Last week, Ford filed a patent for a new type of composite cylinder head design that could reduce weight, slash manufacturing costs and save money on raw materials. The company’s new “Hybrid Composite Cylinder Head” would be made up mostly of a polymer composite instead of the traditional aluminum or iron.
Ford’s patent application describes an “internal metal structure” made of cast iron, which could include the upper combustion chambers, combustion chamber inserts, fire deck, engine coolant ports, and oil drain ports. The internal structure would be surrounded by an FRP composite structure that could contain oil feeds for hydraulic valve lash adjusters and spark plug/fuel injector pockets (assuming the engine has direct injection). According to the patent, Ford is considering thermoset resins, including polyurethane, epoxy, phenolic or polyamide. That polymer would be reinforced by either carbon fiber, aramid fiber, glass fiber or other alternatives.

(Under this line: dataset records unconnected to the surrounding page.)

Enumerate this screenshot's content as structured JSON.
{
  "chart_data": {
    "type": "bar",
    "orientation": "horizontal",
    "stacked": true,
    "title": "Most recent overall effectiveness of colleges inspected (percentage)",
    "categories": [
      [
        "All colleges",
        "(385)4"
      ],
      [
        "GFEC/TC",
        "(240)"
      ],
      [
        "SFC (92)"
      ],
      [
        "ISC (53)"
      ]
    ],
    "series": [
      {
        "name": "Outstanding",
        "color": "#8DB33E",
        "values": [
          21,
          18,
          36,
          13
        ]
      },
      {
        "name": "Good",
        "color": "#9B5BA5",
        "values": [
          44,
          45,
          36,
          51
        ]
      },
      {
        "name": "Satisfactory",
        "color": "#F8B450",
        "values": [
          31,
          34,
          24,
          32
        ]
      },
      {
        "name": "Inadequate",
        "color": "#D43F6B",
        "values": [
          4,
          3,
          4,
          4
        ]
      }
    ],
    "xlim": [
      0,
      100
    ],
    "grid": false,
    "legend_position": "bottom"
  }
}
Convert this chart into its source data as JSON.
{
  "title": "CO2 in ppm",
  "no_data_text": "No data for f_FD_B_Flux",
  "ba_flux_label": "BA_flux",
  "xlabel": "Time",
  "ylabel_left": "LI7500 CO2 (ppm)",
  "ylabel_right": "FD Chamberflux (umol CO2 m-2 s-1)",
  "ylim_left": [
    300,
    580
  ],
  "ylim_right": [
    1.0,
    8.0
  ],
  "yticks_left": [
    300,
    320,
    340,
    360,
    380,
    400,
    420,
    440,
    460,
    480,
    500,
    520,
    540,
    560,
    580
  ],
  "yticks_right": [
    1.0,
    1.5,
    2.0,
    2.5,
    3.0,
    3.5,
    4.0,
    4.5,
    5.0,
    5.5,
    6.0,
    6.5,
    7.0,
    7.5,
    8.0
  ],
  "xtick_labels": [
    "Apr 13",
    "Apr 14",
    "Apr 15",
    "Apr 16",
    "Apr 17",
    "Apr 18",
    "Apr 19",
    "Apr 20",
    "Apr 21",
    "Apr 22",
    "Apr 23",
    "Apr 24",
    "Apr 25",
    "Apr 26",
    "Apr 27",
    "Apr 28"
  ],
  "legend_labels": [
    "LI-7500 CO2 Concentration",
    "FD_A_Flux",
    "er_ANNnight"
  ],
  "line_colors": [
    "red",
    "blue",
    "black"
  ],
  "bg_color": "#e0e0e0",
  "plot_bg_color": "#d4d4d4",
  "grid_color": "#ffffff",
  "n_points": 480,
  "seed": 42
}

As lightweight, high-strength composites become more prevalent in commercial automotive applications, it’s not surprising to see Ford look at metal alternatives for its engine components. Two years ago, the automaker showed off a 1.0-liter EcoBoost engine at the Detroit auto show that made use of injection-molded carbon fiber for a number of parts, including the cylinder head. The mill’s weight fell nearly 16 percent compared to a stock motor.
And last year, Ford and Magna teamed up to develop a carbon fiber-reinforced composite subframe. This key piece of architecture weighed 34 percent less than a conventional subframe, employing far fewer parts.